書店は「皆が今求めていること、欲しがっているもの」を見極めるのに最高の場所です。
単行本を一冊だすためには莫大な経費と労力がかかりますから、
各出版社、各書店ともに選りすぐりのマーケッター陣が市場をリサーチし、
売れる蓋然性の高いと判断したジャンルで、売れる蓋然性が高いテーマを、
その道のプロフェッショナルに依頼して執筆してもらうわけです。
論破に関する本が増えているということは相手を打ち負かす切り返しトーク術や、
口論で負けないスキルの需要が上がっているということに他なりません。
議論においては確かに、自分の意見を言語化できることはとても大切です。
「言葉」がなければ「議論」も当然あり得ません。
しかし、だからといって「論破」が重要だということにはならないと思います。
論破は「論で破る」と表現できますが、
ここにあるのは明らかに目の前の人への「敵意」です。
今、論を交わしている相手を敵として見ない限り「論破」という表現は出てきっこありません。
議論相手を親しい味方と見なすならば「論で破る」必要は全くないですから。
議論の相手は敵ではありません。
そもそも議論とは勝ち負けのゲームではありません。
ある議題について、
Aという観点がある。
Bという観点がある。
Cという観点がある。
A〜Cにはそれぞれメリットもあるがデメリットも少なからずある。
ではA〜Cを踏まえて乗り越えられるような「D」という観点はないか。
上記の手続きの手段のひとつが議論です。
見ていただければお分かりのように、
ここに敵を見出す必要は一切ありません。
むしろ、例えばBという観点の持ち主を敵とみなし論破してしまった場合、
Bの悪点と良点を共に論議の俎上から消し去ってしまうことになるため、
議論において相手を打ち倒すべき敵として論破するのは非常にもったいないことだとも言えるのです。
相手を敵視し、完膚なきまでに否定し、自分の我を貫き通して優越感にひたり、気持ち良くなってニヤニヤしたいだけなら「論破術」は非常に有効です。

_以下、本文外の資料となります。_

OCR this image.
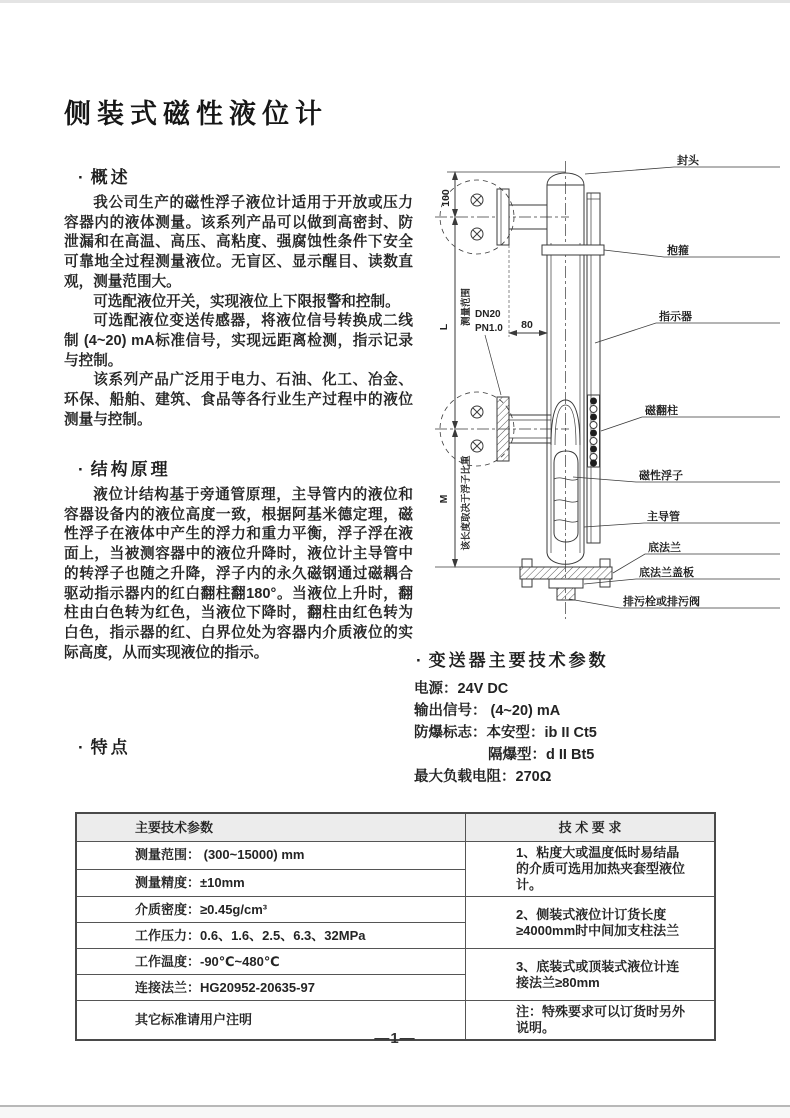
侧装式磁性液位计
· 概述

我公司生产的磁性浮子液位计适用于开放或压力容器内的液体测量。该系列产品可以做到高密封、防泄漏和在高温、高压、高粘度、强腐蚀性条件下安全可靠地全过程测量液位。无盲区、显示醒目、读数直观，测量范围大。

可选配液位开关，实现液位上下限报警和控制。

可选配液位变送传感器，将液位信号转换成二线制 (4~20) mA标准信号，实现远距离检测，指示记录与控制。

该系列产品广泛用于电力、石油、化工、冶金、环保、船舶、建筑、食品等各行业生产过程中的液位测量与控制。

· 结构原理

液位计结构基于旁通管原理，主导管内的液位和容器设备内的液位高度一致，根据阿基米德定理，磁性浮子在液体中产生的浮力和重力平衡，浮子浮在液面上，当被测容器中的液位升降时，液位计主导管中的转浮子也随之升降，浮子内的永久磁钢通过磁耦合驱动指示器内的红白翻柱翻180°。当液位上升时，翻柱由白色转为红色，当液位下降时，翻柱由红色转为白色，指示器的红、白界位处为容器内介质液位的实际高度，从而实现液位的指示。

· 特点
100
L
M
测量范围
该长度取决于浮子比重
DN20
PN1.0 80
封头
抱箍
指示器
磁翻柱
磁性浮子
主导管
底法兰
底法兰盖板
排污栓或排污阀
· 变送器主要技术参数
电源：24V DC
输出信号： (4~20) mA
防爆标志：本安型：ib II Ct5
隔爆型：d II Bt5
最大负载电阻：270Ω
主要技术参数	技 术 要 求
测量范围： (300~15000) mm	1、粘度大或温度低时易结晶的介质可选用加热夹套型液位计。
测量精度：±10mm	
介质密度：≥0.45g/cm³	2、侧装式液位计订货长度≥4000mm时中间加支柱法兰
工作压力：0.6、1.6、2.5、6.3、32MPa	
工作温度：-90℃~480℃	3、底装式或顶装式液位计连接法兰≥80mm
连接法兰：HG20952-20635-97	
其它标准请用户注明	注：特殊要求可以订货时另外说明。
—1—
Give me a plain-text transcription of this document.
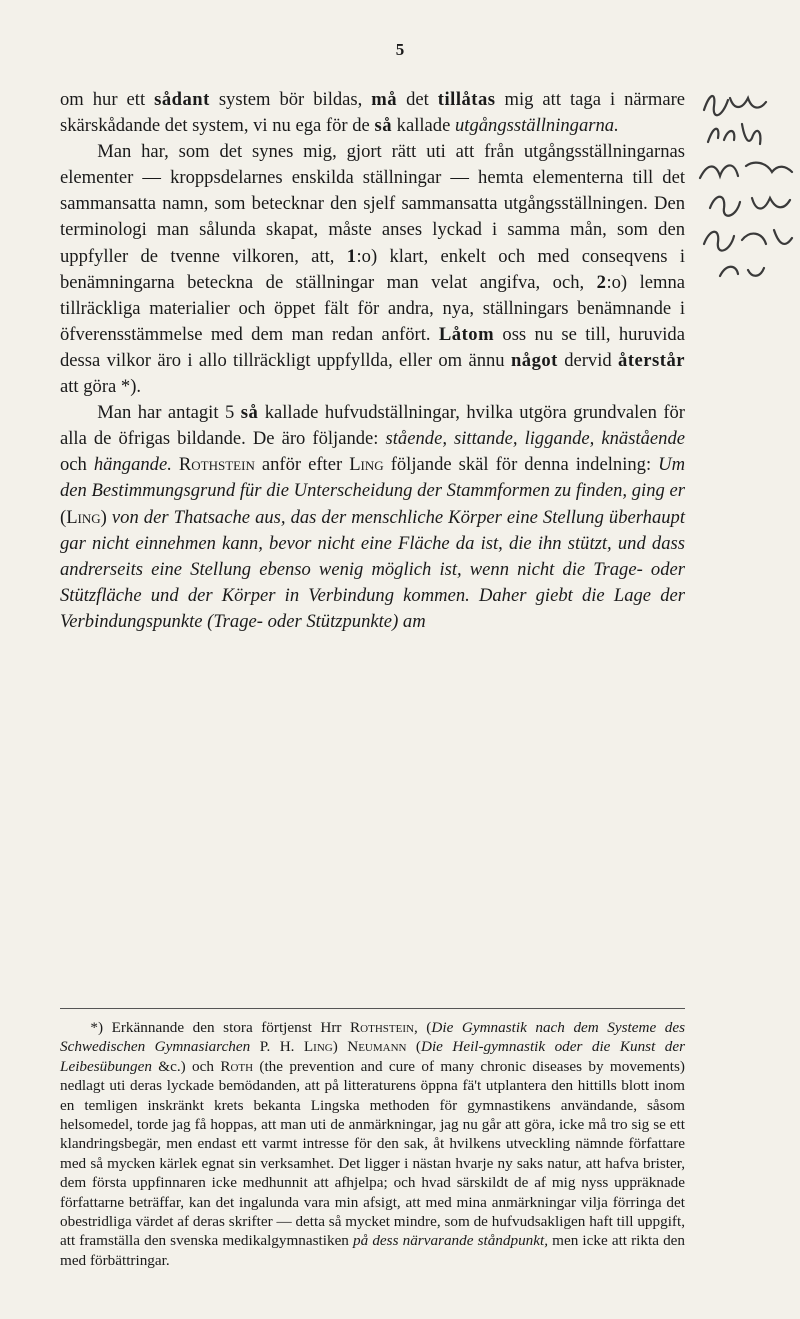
5

om hur ett sådant system bör bildas, må det tillåtas mig att taga i närmare skärskådande det system, vi nu ega för de så kallade utgångsställningarna.

Man har, som det synes mig, gjort rätt uti att från utgångsställningarnas elementer — kroppsdelarnes enskilda ställningar — hemta elementerna till det sammansatta namn, som betecknar den sjelf sammansatta utgångsställningen. Den terminologi man sålunda skapat, måste anses lyckad i samma mån, som den uppfyller de tvenne vilkoren, att, 1:o) klart, enkelt och med conseqvens i benämningarna beteckna de ställningar man velat angifva, och, 2:o) lemna tillräckliga materialier och öppet fält för andra, nya, ställningars benämnande i öfverensstämmelse med dem man redan anfört. Låtom oss nu se till, huruvida dessa vilkor äro i allo tillräckligt uppfyllda, eller om ännu något dervid återstår att göra *).

Man har antagit 5 så kallade hufvudställningar, hvilka utgöra grundvalen för alla de öfrigas bildande. De äro följande: stående, sittande, liggande, knästående och hängande. Rothstein anför efter Ling följande skäl för denna indelning: Um den Bestimmungsgrund für die Unterscheidung der Stammformen zu finden, ging er (Ling) von der Thatsache aus, das der menschliche Körper eine Stellung überhaupt gar nicht einnehmen kann, bevor nicht eine Fläche da ist, die ihn stützt, und dass andrerseits eine Stellung ebenso wenig möglich ist, wenn nicht die Trage- oder Stützfläche und der Körper in Verbindung kommen. Daher giebt die Lage der Verbindungspunkte (Trage- oder Stützpunkte) am

*) Erkännande den stora förtjenst Hrr Rothstein, (Die Gymnastik nach dem Systeme des Schwedischen Gymnasiarchen P. H. Ling) Neumann (Die Heil-gymnastik oder die Kunst der Leibesübungen &c.) och Roth (the prevention and cure of many chronic diseases by movements) nedlagt uti deras lyckade bemödanden, att på litteraturens öppna fä't utplantera den hittills blott inom en temligen inskränkt krets bekanta Lingska methoden för gymnastikens användande, såsom helsomedel, torde jag få hoppas, att man uti de anmärkningar, jag nu går att göra, icke må tro sig se ett klandringsbegär, men endast ett varmt intresse för den sak, åt hvilkens utveckling nämnde författare med så mycken kärlek egnat sin verksamhet. Det ligger i nästan hvarje ny saks natur, att hafva brister, dem första uppfinnaren icke medhunnit att afhjelpa; och hvad särskildt de af mig nyss uppräknade författarne beträffar, kan det ingalunda vara min afsigt, att med mina anmärkningar vilja förringa det obestridliga värdet af deras skrifter — detta så mycket mindre, som de hufvudsakligen haft till uppgift, att framställa den svenska medikalgymnastiken på dess närvarande ståndpunkt, men icke att rikta den med förbättringar.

そういった生き方もおそらくナシではないと思います。(周囲から仲間はいなくなってしまうかもしれませんが…)
しかし、
議論をより生産的なものにしたい、
自分の言語化力を上げていきたい、
ビジネスなどで新たな観点が欲しい、
口喧嘩ではなく交渉に強くなりたい、
自分の価値観をブラッシュアップしたい、
これらのように考えている人にとって、「論破すること」は弊害でしかないのです。